The Death-Ray Review

The Edmonton Journal    |    José Teodoro    |    November 5, 2011

“That which does not kill us,” wrote Friedrich Nietzsche, “makes us stronger.” But what of those things that kill us only very gradually? And what is great strength with no suitable arena in which to exercise it?

The Death-Ray by writer/illustrator Daniel Clowes, which originally appeared as a story in Clowes’ comic book, Eightball No. 23 back in 2004, addresses these questions playfully, poignantly, and a little perversely. It relays the story of Andy, a teenaged orphan who discovers hidden reserves of fierceness and super fortitude after casually trying cigarettes for the first time. He also inherits a trumpet-like pistol which apparently zaps its targets out of existence. Andy is the only one who can use “the Death-Ray,” and while that thing Spiderman said about power and responsibility sounds nice, what exactly is a high school outcast supposed to do once he realizes that he wields the power to, as he puts it, erase someone from the landscape?

Clowes, author of Ghost World and David Boring, has chronicled youthful alienation before; he’s also proved deft with tales that fuse banal, white, American experience with the fantastic and the surreal. The Death-Ray distinguishes itself from Clowes’ other work most obviously through its interrogation of super hero myths, appropriating numerous origin story tropes, only to follow them through to their more plausible conclusions. Andy narrates his adolescence from the perspective of his frustrated middle-age, by which point he’s been through two wives and several dogs — the very first panels find him doing nothing so super-heroic as picking up Diane’s poo — and finds the temptation to light up and revive his super powers an ongoing struggle he can’t entirely master.
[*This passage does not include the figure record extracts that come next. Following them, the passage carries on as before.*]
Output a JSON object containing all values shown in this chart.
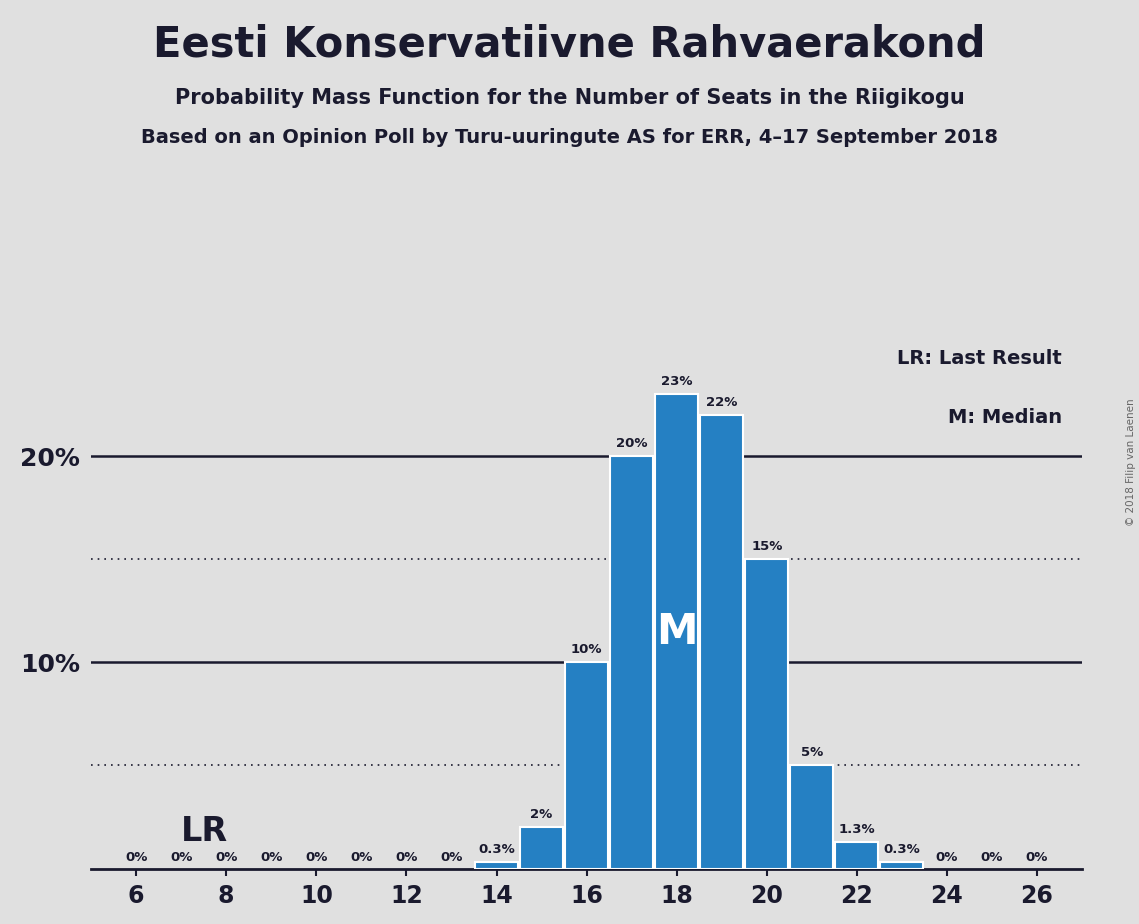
{
  "title": "Eesti Konservatiivne Rahvaerakond",
  "subtitle1": "Probability Mass Function for the Number of Seats in the Riigikogu",
  "subtitle2": "Based on an Opinion Poll by Turu-uuringute AS for ERR, 4–17 September 2018",
  "copyright": "© 2018 Filip van Laenen",
  "seats": [
    6,
    7,
    8,
    9,
    10,
    11,
    12,
    13,
    14,
    15,
    16,
    17,
    18,
    19,
    20,
    21,
    22,
    23,
    24,
    25,
    26
  ],
  "probabilities": [
    0.0,
    0.0,
    0.0,
    0.0,
    0.0,
    0.0,
    0.0,
    0.0,
    0.3,
    2.0,
    10.0,
    20.0,
    23.0,
    22.0,
    15.0,
    5.0,
    1.3,
    0.3,
    0.0,
    0.0,
    0.0
  ],
  "bar_color": "#2580C3",
  "background_color": "#E0E0E0",
  "text_color": "#1A1A2E",
  "median_seat": 18,
  "xlim_lo": 5,
  "xlim_hi": 27,
  "ylim_lo": 0,
  "ylim_hi": 26,
  "dotted_lines": [
    5.0,
    15.0
  ],
  "solid_lines": [
    10.0,
    20.0
  ],
  "legend_lr": "LR: Last Result",
  "legend_m": "M: Median",
  "lr_label": "LR",
  "m_label": "M"
}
Young Andy describes himself as “a straight-shooter and a stand-up guy.” He’s mortified when he causes a squirrel to disintegrate and is reluctant to use the Death-Ray ever again. But his pal Louie, far more enthusiastic about seeking opportunities to exact revenge, introduces Andy to someone he might genuinely help. Louie’s endearing but pathetic friend Sonny used to date Louie’s sister, who is now going steady with an unsavoury gentleman who may or may not be abusing her. The possibility of eliminating the new boyfriend promises to put Andy’s abilities to good use, though the results could haunt him for the rest of his life.

Clowes uses some terrific devices to create a larger panorama of Andy’s world, such as opinion polls involving supporting characters that resemble talking heads in documentary films. By the time this graphic novella reaches its surprisingly satisfying end, we’ve come to know both the younger, idealistic Andy and the older, angrier one, and we sense how, as with anyone else, events both positive and negative transpire in Andy’s life, the extraordinary is dwarfed by the mundane, and life just sort of goes on. What consolation remains comes not from the accretion of power or glory, but from fleeting moments shared with a rare true friend, or a fireworks display observed from some desolate park bench, with a frightened dog taking comfort from your caress.

José Teodoro is a former Edmonton playwright now based in Toronto.